Temple Fall
If you ever wanted to experience a real haunted house without having to experience the real haunted house, reading Temple Fall by R. L. Boyle is possibly the closest you can get.
Flynn’s photographer boyfriend Jackson wants to camp out on the grounds of an abandoned Gothic mansion for his 18th birthday, and she and their friends begrudgingly comply.
As soon as they are dropped off and the van drives away, they start to regret it as the skies open up and they flee inside to escape the dangerous weather.
The teenagers try to make the best of it, presenting Jackson with a birthday cake, putting on some music, but everything feels off-kilter with everyone behaving out of character and confusing gaps in time. Things only get worse when they decide to have a seance which ends up with them being cursed to die on their 18th birthday and only Flynn has the power to break the curse.
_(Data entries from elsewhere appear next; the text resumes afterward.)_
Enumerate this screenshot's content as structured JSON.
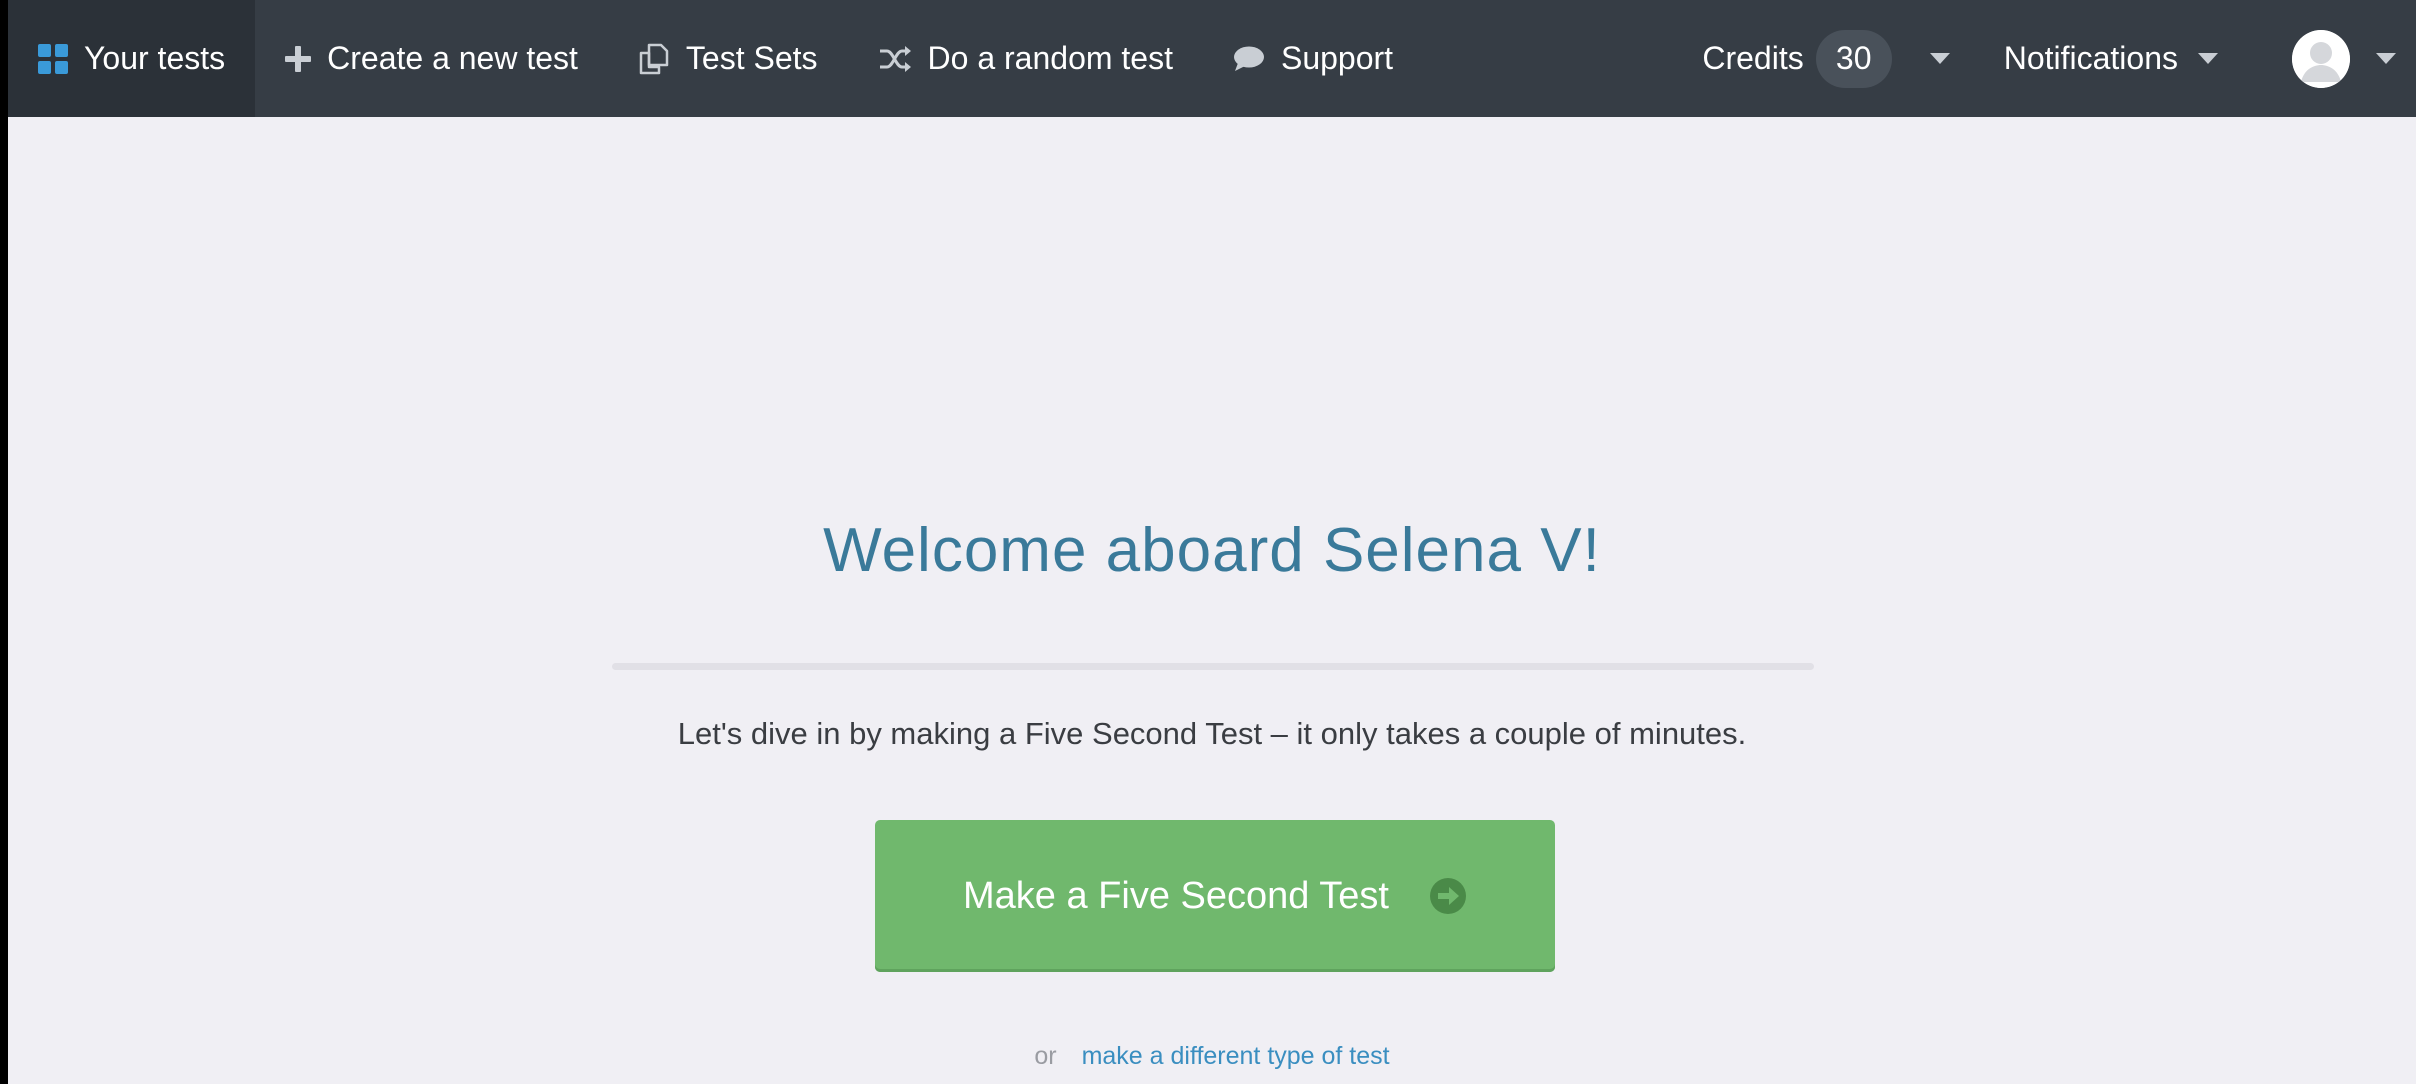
{
  "nav": {
    "your_tests": "Your tests",
    "create_new_test": "Create a new test",
    "test_sets": "Test Sets",
    "random_test": "Do a random test",
    "support": "Support",
    "credits_label": "Credits",
    "credits_count": "30",
    "notifications": "Notifications"
  },
  "main": {
    "welcome": "Welcome aboard Selena V!",
    "intro": "Let's dive in by making a Five Second Test – it only takes a couple of minutes.",
    "cta_label": "Make a Five Second Test",
    "or_text": "or",
    "alt_link": "make a different type of test"
  },
  "icons": {
    "your_tests": "grid-icon",
    "create_new_test": "plus-icon",
    "test_sets": "copy-icon",
    "random_test": "shuffle-icon",
    "support": "speech-bubble-icon",
    "cta": "arrow-circle-right-icon"
  },
  "colors": {
    "nav_bg": "#363d45",
    "nav_active_bg": "#2b3138",
    "page_bg": "#f0eff4",
    "welcome_text": "#3a7a9a",
    "cta_bg": "#70b86d",
    "link": "#3a8ec0",
    "grid_icon": "#3a9ad9"
  }
}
Temple Fall is an atmospheric Gothic haunted house story, but it’s also a mind and time-bendy supernatural tale with a dose of the importance of found family.
R. L. Boyle’s descriptive prose puts the reader right in the story and makes it feel cinematic, bringing to mind shows like Mike Flanagan’s The Haunting of Hill House or films like The Grudge with the pervasive way the curse from the house follows them - which, to me, are the scariest kinda of hauntings - the ones that you can’t escape just by leaving the house.
Thank you to NetGalley and Titan Books for the advance copy for my unbiased review.